“皇父可以,那我也可以。”
他不再是少不更事的孩子,他知道自己的皇父当年也面临和自己一样的困境。
可是,皇父能够成为千古一帝,为什么他不可以?
他的野心和欲望,在太子胤礽第一次被废时,便逐渐野蛮生长;在太子第二次被废时,达到顶峰。
都说君君臣臣父父子子。
可他读过书,又不是蠢货。
那群蠢物说什么立嫡立长,可翻开史书瞧瞧,数百个皇帝,有几个为嫡为长的。
瞧瞧神武门之变,靖难之役。
无非成王败寇。
庶出?什么庶出?
他成了皇帝,他的额娘便会被抬为皇后,他就是中宫嫡出。
只要他赢了,他的话就是金科玉律。
这天底下,没有比这更硬的道理了。
他神情温和道:“额娘,你等着我。
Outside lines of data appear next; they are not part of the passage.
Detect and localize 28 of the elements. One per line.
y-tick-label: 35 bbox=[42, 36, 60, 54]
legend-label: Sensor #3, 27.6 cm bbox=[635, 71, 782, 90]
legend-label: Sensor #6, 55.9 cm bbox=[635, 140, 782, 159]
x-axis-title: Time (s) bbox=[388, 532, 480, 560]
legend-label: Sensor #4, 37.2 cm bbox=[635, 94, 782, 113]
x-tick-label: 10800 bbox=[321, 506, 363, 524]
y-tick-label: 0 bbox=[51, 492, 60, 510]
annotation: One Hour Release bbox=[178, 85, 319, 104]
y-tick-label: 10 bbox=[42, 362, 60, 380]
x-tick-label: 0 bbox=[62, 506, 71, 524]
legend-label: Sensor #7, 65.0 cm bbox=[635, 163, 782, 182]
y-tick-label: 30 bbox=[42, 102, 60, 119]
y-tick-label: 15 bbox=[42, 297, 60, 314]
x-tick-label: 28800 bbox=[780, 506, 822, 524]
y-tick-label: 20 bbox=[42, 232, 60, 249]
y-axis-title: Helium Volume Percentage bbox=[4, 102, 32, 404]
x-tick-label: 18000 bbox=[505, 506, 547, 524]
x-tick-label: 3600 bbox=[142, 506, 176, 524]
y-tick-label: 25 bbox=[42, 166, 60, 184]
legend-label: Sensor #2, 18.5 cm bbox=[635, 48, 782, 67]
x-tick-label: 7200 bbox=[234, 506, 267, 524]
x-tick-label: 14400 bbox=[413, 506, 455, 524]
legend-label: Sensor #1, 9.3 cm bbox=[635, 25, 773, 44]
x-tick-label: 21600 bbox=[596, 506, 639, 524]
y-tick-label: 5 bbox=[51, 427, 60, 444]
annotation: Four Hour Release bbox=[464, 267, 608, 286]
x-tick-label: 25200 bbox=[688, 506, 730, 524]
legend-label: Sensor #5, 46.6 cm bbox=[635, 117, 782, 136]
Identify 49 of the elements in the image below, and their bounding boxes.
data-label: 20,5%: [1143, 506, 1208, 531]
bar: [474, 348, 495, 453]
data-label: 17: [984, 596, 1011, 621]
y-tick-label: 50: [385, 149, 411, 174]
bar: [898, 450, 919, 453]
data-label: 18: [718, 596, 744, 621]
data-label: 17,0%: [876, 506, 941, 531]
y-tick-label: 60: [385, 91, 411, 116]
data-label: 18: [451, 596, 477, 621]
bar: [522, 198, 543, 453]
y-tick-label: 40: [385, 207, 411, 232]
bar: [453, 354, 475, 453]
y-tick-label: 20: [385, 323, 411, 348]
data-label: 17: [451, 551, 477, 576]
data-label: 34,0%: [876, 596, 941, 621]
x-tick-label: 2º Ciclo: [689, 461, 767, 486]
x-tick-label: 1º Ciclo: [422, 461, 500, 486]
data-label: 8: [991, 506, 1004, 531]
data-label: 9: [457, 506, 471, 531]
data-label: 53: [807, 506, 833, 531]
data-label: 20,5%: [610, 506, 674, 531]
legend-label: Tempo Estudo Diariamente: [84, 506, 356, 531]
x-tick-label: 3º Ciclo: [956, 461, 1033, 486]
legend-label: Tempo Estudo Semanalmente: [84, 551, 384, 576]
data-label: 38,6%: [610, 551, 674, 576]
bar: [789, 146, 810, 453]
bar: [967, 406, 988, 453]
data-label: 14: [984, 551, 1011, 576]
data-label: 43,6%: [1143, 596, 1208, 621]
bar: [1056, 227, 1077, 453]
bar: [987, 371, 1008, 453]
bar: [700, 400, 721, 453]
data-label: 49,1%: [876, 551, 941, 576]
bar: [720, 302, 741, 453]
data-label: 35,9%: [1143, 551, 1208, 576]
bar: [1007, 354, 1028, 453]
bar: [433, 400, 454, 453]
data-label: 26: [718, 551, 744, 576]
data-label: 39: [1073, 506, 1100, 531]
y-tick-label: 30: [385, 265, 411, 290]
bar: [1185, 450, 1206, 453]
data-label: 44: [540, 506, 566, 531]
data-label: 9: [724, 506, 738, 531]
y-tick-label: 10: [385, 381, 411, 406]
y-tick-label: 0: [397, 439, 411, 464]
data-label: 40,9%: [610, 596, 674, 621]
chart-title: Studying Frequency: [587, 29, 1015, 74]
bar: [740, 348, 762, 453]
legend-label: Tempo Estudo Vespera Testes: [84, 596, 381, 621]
”
他回京后,见了胤禟花了大价钱令人准备好的海东青,派人快马加鞭的送去。
他举杯敬胤禟:“辛苦你了,以后有了好的,亏不了你。”
胤禟笑道:“你我兄弟,不说这样的话。”
另一边,那亲信太监向康熙行完礼后,说到:“贝勒爷回京祭拜良主子,到时候在京郊汤泉处,等皇上一同回京。”
康熙冷笑道:“他眼中还有没有我这个皇父,竟派个太监来传信,是欲羞辱我吗!”
“拖下去,杖毙。”
传信太监被人拖下去,嘴里塞着布条,活活打死。